From: Gregory Price <gregory.price@memverge.com>
To: Yuanchu Xie <yuanchu@google.com>
Cc: David Hildenbrand <david@redhat.com>,
"Aneesh Kumar K.V" <aneesh.kumar@linux.ibm.com>,
Khalid Aziz <khalid.aziz@oracle.com>,
Henry Huang <henry.hj@antgroup.com>, Yu Zhao <yuzhao@google.com>,
Dan Williams <dan.j.williams@intel.com>,
Huang Ying <ying.huang@intel.com>, Wei Xu <weixugc@google.com>,
David Rientjes <rientjes@google.com>,
Greg Kroah-Hartman <gregkh@linuxfoundation.org>,
"Rafael J. Wysocki" <rafael@kernel.org>,
Andrew Morton <akpm@linux-foundation.org>,
Johannes Weiner <hannes@cmpxchg.org>,
Michal Hocko <mhocko@kernel.org>,
Roman Gushchin <roman.gushchin@linux.dev>,
Muchun Song <muchun.song@linux.dev>,
Shuah Khan <shuah@kernel.org>,
Yosry Ahmed <yosryahmed@google.com>,
Matthew Wilcox <willy@infradead.org>,
Sudarshan Rajagopalan <quic_sudaraja@quicinc.com>,
Kairui Song <kasong@tencent.com>,
"Michael S. Tsirkin" <mst@redhat.com>,
Vasily Averin <vasily.averin@linux.dev>,
Nhat Pham <nphamcs@gmail.com>, Miaohe Lin <linmiaohe@huawei.com>,
Qi Zheng <zhengqi.arch@bytedance.com>,
Abel Wu <wuyun.abel@bytedance.com>,
"Vishal Moola (Oracle)" <vishal.moola@gmail.com>,
Kefeng Wang <wangkefeng.wang@huawei.com>,
linux-kernel@vger.kernel.org, linux-mm@kvack.org,
cgroups@vger.kernel.org, linux-kselftest@vger.kernel.org
Subject: Re: [RFC PATCH v3 0/8] mm: workingset reporting
Date: Wed, 27 Mar 2024 17:44:20 -0400 [thread overview]

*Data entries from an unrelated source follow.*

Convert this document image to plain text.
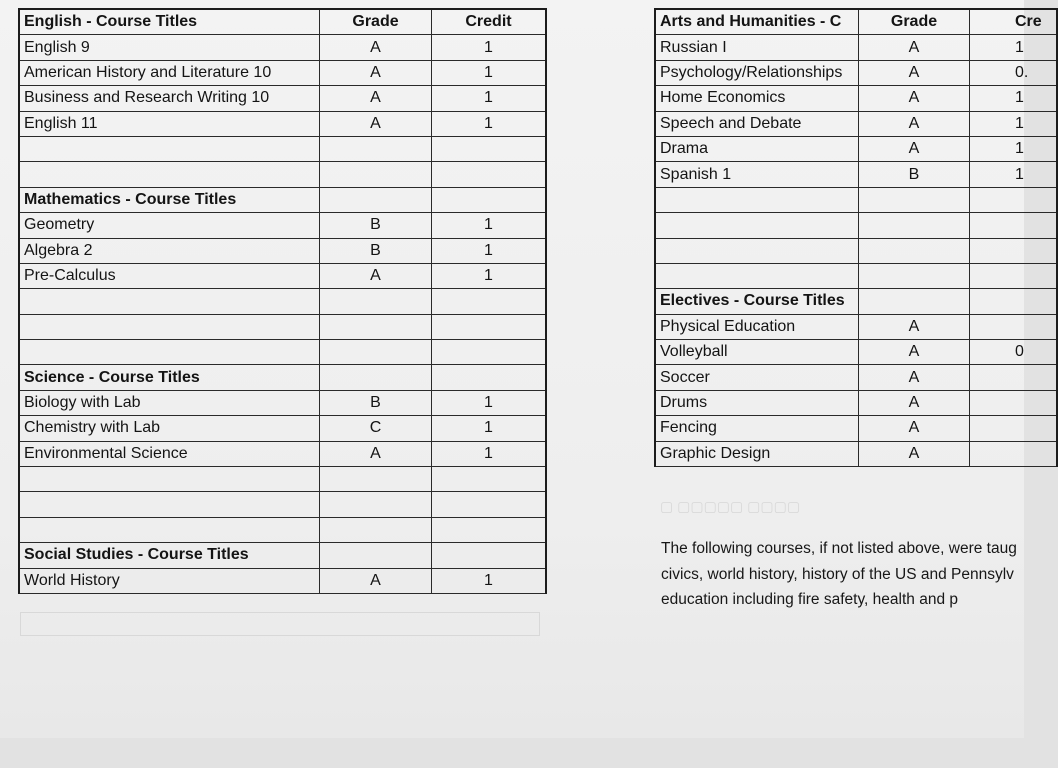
English - Course Titles	Grade	Credit
English 9	A	1
American History and Literature 10	A	1
Business and Research Writing 10	A	1
English 11	A	1
Mathematics - Course Titles
Geometry	B	1
Algebra 2	B	1
Pre-Calculus	A	1
Science - Course Titles
Biology with Lab	B	1
Chemistry with Lab	C	1
Environmental Science	A	1
Social Studies - Course Titles
World History	A	1
Arts and Humanities - C	Grade	Cre
Russian I	A	1
Psychology/Relationships	A	0.
Home Economics	A	1
Speech and Debate	A	1
Drama	A	1
Spanish 1	B	1
Electives - Course Titles
Physical Education	A
Volleyball	A	0
Soccer	A
Drums	A
Fencing	A
Graphic Design	A
▢ ▢▢▢▢▢ ▢▢▢▢
The following courses, if not listed above, were taug
civics, world history, history of the US and Pennsylv
education including fire safety, health and p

Message-ID: <ZgSTNCP5f+T5VtBI@memverge.com> (raw)
In-Reply-To: <20240327213108.2384666-1-yuanchu@google.com>
On Wed, Mar 27, 2024 at 02:30:59PM -0700, Yuanchu Xie wrote:
>
> Promotion/Demotion
> Similar to proactive reclaim, a workingset report enables demotion to a
> slower tier of memory.
> For promotion, the workingset report interfaces need to be extended to
> report hotness and gather hotness information from the devices[1].
>
> [1]
> https://www.opencompute.org/documents/ocp-cms-hotness-tracking-requirements-white-paper-pdf-1
>
> Sysfs and Cgroup Interfaces
> ==========
> The interfaces are detailed in the patches that introduce them. The main
> idea here is we break down the workingset per-node per-memcg into time
> intervals (ms), e.g.
>
> 1000 anon=137368 file=24530
> 20000 anon=34342 file=0
> 30000 anon=353232 file=333608
> 40000 anon=407198 file=206052
> 9223372036854775807 anon=4925624 file=892892
>
> I realize this does not generalize well to hotness information, but I
> lack the intuition for an abstraction that presents hotness in a useful
> way. Based on a recent proposal for move_phys_pages[2], it seems like
> userspace tiering software would like to move specific physical pages,
> instead of informing the kernel "move x number of hot pages to y
> device". Please advise.
>
> [2]
> https://lore.kernel.org/lkml/20240319172609.332900-1-gregory.price@memverge.com/
>
Please note that this proposed interface (move_phys_pages) is very
unlikely to be received upstream due to side channel concerns. Instead,
it's more likely that the tiering component will expose a "promote X
pages from tier A to tier B", and the kernel component would then
use/consume hotness information to determine which pages to promote.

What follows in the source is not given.